Last year, Udacity announced 1,000 scholarships for Android Nanodegrees in India in partnership with Google and Tata Trusts. This year Udacity partnered with Indian IT giant Infosys (I worked there for around seven months). Infosys hires a lot of students directly from school. They hire them for all engineering departments and then train them. If these hirees complete a Nanodegree before starting at Infosys, Infosys will reimburse the tuition fee. Find more details here.

Platform/UI

Udacity Product
This is what learning on Udacity looks like in December 2016.

Udacity re-designed the UI as part of their rebranding in February 2016. The UI might have changed, but the formula for a course has essentially remained the same — short videos (some as short as a few seconds) interspersed with quizzes.

Forums/Community

Because of the self paced nature of Udacity courses, the forums have very little activity. I explored this topic in MOOC Trends in 2016: MOOCs No Longer Massive.

For Nanodegree students, the community aspect has been moved to Slack. Each Nanodegree gets its own separate Slack community.

Grading

Udacity Grading:Peer Review system

Grading on Udacity works quite differently to how it works for other MOOC providers. Udacity provides the usual multiple choice and in-video quizzes, but all the projects that count towards completion of a Nanodegree are graded by humans.

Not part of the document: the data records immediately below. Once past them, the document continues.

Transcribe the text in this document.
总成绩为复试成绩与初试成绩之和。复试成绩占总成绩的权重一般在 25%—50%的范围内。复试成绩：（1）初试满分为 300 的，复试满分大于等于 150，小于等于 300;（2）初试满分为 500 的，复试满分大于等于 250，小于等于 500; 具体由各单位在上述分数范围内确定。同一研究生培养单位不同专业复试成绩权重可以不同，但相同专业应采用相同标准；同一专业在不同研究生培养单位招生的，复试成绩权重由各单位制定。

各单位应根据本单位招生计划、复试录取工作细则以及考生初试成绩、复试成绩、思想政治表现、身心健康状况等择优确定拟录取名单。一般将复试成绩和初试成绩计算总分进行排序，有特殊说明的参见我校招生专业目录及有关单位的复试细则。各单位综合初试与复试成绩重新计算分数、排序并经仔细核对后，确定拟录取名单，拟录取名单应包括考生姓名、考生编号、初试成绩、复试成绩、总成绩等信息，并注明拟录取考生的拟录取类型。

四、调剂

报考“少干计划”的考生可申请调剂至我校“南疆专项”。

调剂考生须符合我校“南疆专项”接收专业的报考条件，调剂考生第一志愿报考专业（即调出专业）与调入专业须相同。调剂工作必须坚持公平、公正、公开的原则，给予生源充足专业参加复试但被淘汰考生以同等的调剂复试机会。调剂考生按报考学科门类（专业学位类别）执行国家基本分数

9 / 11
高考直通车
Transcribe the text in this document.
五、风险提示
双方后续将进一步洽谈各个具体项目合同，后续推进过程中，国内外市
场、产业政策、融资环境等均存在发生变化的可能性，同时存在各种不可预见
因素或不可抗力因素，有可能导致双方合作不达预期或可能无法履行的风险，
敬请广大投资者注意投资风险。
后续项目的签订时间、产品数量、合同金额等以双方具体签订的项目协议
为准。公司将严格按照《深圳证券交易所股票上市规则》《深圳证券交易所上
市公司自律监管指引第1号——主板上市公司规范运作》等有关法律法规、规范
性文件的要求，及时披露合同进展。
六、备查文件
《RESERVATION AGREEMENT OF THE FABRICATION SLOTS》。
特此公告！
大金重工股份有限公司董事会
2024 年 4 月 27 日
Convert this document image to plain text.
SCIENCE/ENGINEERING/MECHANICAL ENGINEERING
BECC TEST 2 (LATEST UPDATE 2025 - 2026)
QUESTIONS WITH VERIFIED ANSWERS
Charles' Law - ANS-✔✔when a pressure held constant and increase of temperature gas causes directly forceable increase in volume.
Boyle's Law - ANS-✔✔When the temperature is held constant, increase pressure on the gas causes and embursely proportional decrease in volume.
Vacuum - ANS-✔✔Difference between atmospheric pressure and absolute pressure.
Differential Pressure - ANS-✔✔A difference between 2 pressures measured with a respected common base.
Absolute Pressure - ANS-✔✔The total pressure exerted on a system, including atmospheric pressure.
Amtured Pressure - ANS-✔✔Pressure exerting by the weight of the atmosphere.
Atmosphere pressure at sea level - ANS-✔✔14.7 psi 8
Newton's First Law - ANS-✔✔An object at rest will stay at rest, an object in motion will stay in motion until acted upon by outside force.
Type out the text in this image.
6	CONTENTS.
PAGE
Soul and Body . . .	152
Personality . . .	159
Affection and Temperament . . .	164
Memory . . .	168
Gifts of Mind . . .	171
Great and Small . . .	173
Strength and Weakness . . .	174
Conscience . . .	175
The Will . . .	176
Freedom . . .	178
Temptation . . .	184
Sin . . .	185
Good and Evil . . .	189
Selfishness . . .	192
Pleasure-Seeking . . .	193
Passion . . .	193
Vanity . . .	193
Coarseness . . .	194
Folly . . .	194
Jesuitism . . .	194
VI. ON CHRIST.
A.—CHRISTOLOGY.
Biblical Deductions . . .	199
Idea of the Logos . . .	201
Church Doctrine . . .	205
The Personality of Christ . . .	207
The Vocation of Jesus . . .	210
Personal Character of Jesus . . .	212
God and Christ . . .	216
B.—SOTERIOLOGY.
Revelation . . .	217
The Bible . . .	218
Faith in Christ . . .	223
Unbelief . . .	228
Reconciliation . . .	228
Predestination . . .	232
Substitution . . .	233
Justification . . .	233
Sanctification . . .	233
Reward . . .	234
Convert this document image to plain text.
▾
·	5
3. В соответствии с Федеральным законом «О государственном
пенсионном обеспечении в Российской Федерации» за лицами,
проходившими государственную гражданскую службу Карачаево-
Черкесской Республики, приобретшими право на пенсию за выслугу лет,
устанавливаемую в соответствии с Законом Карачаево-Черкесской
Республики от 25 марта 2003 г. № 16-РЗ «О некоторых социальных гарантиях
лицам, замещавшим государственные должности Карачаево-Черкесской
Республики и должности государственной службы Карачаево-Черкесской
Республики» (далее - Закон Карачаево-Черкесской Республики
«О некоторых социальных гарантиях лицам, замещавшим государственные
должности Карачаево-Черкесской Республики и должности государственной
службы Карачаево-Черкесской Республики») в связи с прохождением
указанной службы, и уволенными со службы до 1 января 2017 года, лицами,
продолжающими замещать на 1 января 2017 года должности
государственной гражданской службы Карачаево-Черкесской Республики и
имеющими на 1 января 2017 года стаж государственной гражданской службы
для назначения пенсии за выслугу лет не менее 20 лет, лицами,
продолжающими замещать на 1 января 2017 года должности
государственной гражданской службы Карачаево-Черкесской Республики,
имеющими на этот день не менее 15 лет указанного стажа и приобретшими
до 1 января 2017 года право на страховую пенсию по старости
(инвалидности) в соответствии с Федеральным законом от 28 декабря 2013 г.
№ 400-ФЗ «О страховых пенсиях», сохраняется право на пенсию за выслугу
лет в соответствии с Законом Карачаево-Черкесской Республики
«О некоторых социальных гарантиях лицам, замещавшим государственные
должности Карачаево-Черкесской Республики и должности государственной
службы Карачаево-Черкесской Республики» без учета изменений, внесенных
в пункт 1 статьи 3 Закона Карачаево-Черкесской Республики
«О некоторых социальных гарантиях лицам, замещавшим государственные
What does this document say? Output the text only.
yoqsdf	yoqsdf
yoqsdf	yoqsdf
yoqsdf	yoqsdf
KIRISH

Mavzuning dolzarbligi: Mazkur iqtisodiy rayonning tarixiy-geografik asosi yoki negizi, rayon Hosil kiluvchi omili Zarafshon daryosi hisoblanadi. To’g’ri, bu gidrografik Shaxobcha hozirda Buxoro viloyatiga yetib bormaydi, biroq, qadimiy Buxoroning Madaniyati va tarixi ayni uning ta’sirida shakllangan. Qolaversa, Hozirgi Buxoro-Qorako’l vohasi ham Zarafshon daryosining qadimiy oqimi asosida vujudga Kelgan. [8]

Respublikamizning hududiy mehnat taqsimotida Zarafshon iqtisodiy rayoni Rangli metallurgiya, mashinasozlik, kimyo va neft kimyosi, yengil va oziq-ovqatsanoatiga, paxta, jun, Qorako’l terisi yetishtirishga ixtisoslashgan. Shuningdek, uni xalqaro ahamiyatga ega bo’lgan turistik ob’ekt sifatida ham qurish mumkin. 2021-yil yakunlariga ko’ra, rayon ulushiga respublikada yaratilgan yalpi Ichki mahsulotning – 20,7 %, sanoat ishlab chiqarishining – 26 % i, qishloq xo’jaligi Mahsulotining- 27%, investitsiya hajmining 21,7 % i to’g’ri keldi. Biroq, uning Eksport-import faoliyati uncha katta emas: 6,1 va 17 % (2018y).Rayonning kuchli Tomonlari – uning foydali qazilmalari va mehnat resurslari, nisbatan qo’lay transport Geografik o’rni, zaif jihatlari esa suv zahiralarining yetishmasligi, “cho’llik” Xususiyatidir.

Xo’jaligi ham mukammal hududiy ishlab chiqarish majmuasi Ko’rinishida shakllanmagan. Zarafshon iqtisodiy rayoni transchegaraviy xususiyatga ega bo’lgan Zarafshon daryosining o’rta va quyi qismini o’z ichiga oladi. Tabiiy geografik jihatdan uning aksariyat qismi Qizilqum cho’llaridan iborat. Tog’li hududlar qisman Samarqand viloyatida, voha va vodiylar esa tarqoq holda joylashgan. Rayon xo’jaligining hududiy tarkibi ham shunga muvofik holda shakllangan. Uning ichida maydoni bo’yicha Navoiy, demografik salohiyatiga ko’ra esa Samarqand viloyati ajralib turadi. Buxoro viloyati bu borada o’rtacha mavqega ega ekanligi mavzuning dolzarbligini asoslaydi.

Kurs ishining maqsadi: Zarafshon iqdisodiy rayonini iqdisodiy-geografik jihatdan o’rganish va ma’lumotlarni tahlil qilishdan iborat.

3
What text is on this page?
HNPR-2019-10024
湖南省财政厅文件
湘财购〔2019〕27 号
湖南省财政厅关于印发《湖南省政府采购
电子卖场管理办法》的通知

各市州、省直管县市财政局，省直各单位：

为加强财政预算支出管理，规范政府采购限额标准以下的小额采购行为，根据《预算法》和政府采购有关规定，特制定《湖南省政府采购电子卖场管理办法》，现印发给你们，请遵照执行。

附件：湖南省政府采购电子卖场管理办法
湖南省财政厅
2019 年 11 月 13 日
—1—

Udacity has built an Uber-like system in which previous Nanodegree graduates around the world grade current projects. And they get paid to do it. According to Shernaz Daver, Chief Marketing Officer at Udacity, graders can make as much as $28K in a month.

As someone who has personally used the grading system, I can vouch for the experience. The system allows Udacity to create open-ended assignments and projects which gets graded quickly. Peer reviews on other platforms cannot compare to this experience.

According to a paper published by David Joyner, around 300 projects are graded every day, and 61,000 projects have been evaluated in 12 months, with 50% evaluated within 2.5 hours (and 88% within 24 hours) of submission. Oliver Cameron, a Udacity VP, talks about how this system came about (back in 2015) on his Medium blog.